Before Friday’s game, Rivers — who also framed the day as a positive step forward — went out of his way to avoid putting any sort of timeline on how things will play out.
“I’ve felt good, up-and-down, throughout, and I kept saying that to you guys,” Rivers said. “Things do change. That still doesn’t mean that, you know, it’s going to work out perfect. Or it could. I’ve always believed that. I’ve never wavered from that. I’ve said that a hundred times, and I still stick with it.”
During the pregame hype video, Simmons was briefly shown on the screen four times, including throwing down a pair of dunks.
Philadelphia also avoided the potential awkwardness of having to address the Simmons situation before the game by only introducing the starting five. Typically before a team’s home opener, the entire roster is introduced. But by introducing the starters only, with Simmons not playing the problem of figuring out how to deal with his situation — and the potential boos that would’ve come along with announcing his name — was avoided.

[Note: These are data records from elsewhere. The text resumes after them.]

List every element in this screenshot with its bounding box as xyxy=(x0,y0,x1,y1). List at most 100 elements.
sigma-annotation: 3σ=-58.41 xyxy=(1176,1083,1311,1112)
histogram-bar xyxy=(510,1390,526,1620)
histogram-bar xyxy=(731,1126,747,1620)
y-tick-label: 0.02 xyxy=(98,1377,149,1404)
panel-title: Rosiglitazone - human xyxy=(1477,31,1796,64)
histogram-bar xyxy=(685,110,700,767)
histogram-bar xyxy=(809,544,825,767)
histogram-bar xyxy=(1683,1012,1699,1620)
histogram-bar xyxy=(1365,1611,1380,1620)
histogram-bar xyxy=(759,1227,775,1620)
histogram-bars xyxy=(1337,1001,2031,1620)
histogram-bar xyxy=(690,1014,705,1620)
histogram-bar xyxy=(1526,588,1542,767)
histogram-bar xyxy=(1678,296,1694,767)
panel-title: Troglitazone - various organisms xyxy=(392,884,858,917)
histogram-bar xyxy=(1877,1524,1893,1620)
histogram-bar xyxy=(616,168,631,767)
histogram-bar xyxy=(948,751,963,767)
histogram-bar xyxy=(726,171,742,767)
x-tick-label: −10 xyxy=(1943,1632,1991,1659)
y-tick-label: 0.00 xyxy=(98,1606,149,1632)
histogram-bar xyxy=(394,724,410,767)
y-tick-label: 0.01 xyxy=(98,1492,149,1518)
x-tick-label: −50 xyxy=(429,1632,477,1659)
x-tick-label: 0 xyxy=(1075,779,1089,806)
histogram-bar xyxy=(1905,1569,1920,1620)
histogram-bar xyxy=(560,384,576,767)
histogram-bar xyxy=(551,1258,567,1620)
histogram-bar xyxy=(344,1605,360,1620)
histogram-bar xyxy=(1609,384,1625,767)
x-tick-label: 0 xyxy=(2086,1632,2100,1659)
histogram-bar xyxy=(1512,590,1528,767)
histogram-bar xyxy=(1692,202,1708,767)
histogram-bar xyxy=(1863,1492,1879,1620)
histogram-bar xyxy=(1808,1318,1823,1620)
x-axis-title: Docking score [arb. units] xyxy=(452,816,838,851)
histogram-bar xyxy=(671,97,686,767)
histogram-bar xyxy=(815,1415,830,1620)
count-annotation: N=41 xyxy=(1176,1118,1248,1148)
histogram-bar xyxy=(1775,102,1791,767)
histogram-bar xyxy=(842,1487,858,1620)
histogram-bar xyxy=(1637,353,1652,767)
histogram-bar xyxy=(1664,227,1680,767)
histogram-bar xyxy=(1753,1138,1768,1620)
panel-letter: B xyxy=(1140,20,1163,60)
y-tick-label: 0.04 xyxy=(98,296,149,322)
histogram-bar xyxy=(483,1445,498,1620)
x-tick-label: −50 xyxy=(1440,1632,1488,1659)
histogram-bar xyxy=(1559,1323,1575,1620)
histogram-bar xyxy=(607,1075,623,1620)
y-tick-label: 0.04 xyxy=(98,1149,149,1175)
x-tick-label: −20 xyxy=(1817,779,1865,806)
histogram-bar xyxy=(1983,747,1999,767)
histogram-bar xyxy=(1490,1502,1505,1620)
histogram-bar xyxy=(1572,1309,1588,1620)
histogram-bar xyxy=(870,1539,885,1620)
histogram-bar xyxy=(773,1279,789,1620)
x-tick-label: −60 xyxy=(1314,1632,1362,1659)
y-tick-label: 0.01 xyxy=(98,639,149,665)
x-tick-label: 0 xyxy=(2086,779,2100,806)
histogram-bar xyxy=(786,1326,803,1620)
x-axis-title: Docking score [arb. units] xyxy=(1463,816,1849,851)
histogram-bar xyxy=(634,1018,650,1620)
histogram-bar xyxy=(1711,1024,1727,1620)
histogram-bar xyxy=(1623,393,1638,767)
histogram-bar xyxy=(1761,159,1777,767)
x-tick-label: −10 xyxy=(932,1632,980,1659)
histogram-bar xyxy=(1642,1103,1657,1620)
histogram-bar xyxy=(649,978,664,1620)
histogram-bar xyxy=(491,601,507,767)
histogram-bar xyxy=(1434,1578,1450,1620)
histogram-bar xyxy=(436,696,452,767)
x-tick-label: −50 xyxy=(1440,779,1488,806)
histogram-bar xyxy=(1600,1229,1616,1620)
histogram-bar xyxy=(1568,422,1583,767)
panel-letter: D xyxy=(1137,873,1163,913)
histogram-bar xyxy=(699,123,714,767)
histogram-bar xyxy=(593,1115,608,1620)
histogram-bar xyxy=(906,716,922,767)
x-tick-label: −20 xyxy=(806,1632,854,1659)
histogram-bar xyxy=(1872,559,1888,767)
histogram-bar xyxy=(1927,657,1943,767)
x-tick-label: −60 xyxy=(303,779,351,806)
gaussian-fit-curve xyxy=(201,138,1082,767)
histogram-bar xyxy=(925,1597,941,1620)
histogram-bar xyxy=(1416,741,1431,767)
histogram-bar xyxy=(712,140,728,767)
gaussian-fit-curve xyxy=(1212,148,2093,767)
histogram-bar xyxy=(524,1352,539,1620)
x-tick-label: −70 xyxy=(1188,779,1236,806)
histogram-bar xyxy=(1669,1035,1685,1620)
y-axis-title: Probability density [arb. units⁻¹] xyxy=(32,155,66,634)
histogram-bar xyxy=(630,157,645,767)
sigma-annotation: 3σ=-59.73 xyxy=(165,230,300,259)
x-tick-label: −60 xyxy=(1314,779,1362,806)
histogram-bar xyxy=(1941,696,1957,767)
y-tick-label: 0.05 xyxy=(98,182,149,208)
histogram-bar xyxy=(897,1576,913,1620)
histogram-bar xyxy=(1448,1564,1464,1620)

There were plenty of boos, however, for how the game ended, with the 76ers failing to make a single basket over the final 5:33 of the fourth quarter, allowing the Nets to go on a 16-1 run to end the game and storm back and get the win.
“The ball stopped moving,” Rivers said. “Something we really worked our butts off on, and it was disappointing to see. I thought we started walking the ball up the floor, and then there were two or three plays where we didn’t execute things we’ve worked on. So the good sign for me is how well we played. The bad sign for me is we can’t finish games that way.”